Il quarto quesito referendario ci chiede di ristabilire una regola di civiltà: chi appalta un lavoro deve rispondere, insieme all’appaltatore, degli incidenti sul lavoro. Un Sì per tutelare chi rischia la vita ogni giorno.

Data di pubblicazione: 10/05/2025

Autore: Martina Lo Cicero

Ogni anno, centinaia di lavoratori perdono la vita mentre svolgono la propria attività. Troppi incidenti, troppi silenzi. Troppa indifferenza. Spesso a pagare sono i lavoratori delle imprese in subappalto, senza le stesse tutele e sotto il ricatto dell’urgenza e del profitto.

Il quarto referendum interviene su questo punto cruciale: chiede di ripristinare la responsabilità solidale del committente, cancellata da una legge recente. In parole semplici, significa che anche chi affida i lavori — aziende, enti, appaltatori — deve rispondere delle condizioni in cui vengono svolti.

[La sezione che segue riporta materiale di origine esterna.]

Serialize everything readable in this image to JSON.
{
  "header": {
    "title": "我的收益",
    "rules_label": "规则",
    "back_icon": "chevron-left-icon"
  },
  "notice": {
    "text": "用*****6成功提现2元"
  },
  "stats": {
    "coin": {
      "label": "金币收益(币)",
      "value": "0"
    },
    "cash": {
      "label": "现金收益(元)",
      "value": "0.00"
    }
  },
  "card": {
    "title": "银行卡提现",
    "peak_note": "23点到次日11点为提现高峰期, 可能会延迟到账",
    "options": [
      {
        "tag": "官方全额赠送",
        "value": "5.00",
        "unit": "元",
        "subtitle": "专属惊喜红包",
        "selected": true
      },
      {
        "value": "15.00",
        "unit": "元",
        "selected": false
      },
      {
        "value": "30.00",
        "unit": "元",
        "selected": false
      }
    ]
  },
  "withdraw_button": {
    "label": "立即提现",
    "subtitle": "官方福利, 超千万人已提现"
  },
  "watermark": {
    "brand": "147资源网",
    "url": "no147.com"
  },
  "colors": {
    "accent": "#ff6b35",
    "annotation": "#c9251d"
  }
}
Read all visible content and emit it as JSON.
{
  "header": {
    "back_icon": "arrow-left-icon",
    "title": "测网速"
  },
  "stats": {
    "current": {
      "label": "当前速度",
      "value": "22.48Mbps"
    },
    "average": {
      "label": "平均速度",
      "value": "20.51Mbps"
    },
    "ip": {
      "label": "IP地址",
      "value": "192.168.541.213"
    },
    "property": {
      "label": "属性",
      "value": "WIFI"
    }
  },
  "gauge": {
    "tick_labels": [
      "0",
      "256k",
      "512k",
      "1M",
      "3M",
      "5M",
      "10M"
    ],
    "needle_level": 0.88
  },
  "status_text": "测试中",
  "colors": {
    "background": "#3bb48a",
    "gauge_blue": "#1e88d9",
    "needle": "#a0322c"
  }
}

Non si tratta di colpe da distribuire, ma di responsabilità da assumere. Perché la sicurezza sul lavoro non può essere demandata all’ultimo anello della catena. Deve essere condivisa, vigilata, garantita da tutti.

Chi guadagna da un lavoro, deve anche farsi carico di garantirne le condizioni minime di dignità, sicurezza, formazione e tutela. Perché dietro ogni elmetto c’è una vita. E ogni vita vale più di qualunque profitto.

L’8 e il 9 giugno, votare Sì al quarto quesito è un atto di giustizia per tutti i lavoratori e le lavoratrici che ogni giorno rischiano troppo. È un Sì alla responsabilità, alla trasparenza e alla vita.

Martina Lo Cicero

Presidente dell’Assemblea del Partito Democratico di Pordenone e consigliera comunale. Attenta alle tematiche del lavoro, della sicurezza e della giustizia sociale, si batte per una società più equa, in cui la dignità delle persone venga prima di ogni interesse economico.